Village leaders joined local elected officials on the front steps of Village Hall to recognize Malverne’s 100th anniversary on April 13. Corbett was the first to sign a centennial proclamation commemorating the day.
“I joke with our village historian, David Weinstein, that Malverne is the Euphrates of Long Island,” Corbett said. “You don’t find places like Malverne in the greater world anymore . . . this small-town, Mayberry-esque feel where everybody wants to get together and give back.”
Former Mayor Joseph Canzoneri said that the village has able to keep its “small-town appeal” because roads like Sunrise Highway and Hempstead Turnpike don’t pass through it. In the 1970s, the village administration opposed the county’s plans to widen major roads in the village, like Franklin Avenue.
“You’ll notice, by the American Legion Hall Post 44, that the road goes down from four to two lanes,” Canzoneri said. “The old administration didn’t want a major highway coming through the community. We’re sort of nestled in the middle of a lot of large towns, and we’ve retained our smallness.”
Because of that, he said, the village could easily close its streets for events such as the Memorial Day parade, the Lighting of Malverne and fall festivals, among others.
“The fact that we’re not an extremely large village allows us all to be friends with each other,” Canzoneri said. “This is the beauty of being in a small community.”
Corbett added that previous village administrations, including Canzoneri’s, that fought to keep the police and fire departments intact, helped the community thrive. “We stand on the shoulders of many boards that came before us,” Corbett said. “All of those groups allowed our village to truly be autonomous. We are the sole benefactors of that.”
Town of Hempstead Supervisor Don Clavin, a Valley Stream native, said he often visited Malverne with his friends when he was growing up because of its annual events. “There was just so much to offer,” Clavin recalled. “It’s a wonderful community with wonderful residents who care about one another and love celebrating and being together.”
State Assemblywoman Judy Griffin, who awarded a citation to the village from herself and State Sen. Todd Kaminsky, said she had spent a lot of time in the village with her husband, Mike, a Malverne native. “From going to the train station to see Santa to participating in many of the other events here, my husband and I enjoyed the time we spent in Malverne,” Griffin said.
During challenging times such as the coronavirus pandemic, Canzoneri said, the community had to rely on community spirit. While many businesses in surrounding communities have suffered, Malverne has managed to keep many of its businesses open. Several have opened on Hempstead Avenue in the past year, and some have celebrated other milestones.

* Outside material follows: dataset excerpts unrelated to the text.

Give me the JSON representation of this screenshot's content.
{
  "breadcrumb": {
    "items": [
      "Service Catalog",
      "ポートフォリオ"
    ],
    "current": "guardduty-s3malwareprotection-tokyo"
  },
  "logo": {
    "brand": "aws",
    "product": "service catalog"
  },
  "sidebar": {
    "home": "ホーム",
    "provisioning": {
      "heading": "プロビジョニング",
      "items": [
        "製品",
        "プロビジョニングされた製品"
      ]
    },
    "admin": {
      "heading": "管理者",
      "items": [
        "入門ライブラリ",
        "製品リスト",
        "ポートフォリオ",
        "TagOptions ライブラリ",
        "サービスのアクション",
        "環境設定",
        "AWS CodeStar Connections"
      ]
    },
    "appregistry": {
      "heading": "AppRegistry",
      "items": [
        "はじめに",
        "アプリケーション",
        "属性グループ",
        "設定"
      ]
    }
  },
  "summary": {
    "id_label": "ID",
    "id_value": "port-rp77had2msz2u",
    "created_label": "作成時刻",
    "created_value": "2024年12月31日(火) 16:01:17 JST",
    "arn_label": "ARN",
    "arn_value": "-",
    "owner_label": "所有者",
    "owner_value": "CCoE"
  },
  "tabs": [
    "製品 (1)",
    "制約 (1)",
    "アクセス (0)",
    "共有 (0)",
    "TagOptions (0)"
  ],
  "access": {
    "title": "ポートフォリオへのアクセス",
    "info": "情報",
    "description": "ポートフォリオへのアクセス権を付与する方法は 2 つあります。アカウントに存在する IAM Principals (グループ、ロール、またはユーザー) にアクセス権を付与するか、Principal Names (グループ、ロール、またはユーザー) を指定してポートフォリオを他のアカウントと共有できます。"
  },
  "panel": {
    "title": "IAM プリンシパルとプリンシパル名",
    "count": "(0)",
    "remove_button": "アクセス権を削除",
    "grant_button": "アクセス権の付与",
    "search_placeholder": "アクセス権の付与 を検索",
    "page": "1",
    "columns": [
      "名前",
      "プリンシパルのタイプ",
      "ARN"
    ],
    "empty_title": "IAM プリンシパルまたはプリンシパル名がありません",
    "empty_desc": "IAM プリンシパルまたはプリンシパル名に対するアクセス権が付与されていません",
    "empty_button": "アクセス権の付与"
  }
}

“In spite of the adversities that we’ve confronted, we all pulled together,” Canzoneri said.
Corbett said that the village plans to hold numerous celebrations throughout the year to celebrate the centennial. The Centennial Committee, which formed in 2019, has worked to create a continuum of events that will be announced at a later date.
“Today was truly a way to mark the historical significance of our village,” Corbett said. “Hopefully, as we [recover] from this horrible virus, we can start to bring the whole community back together.”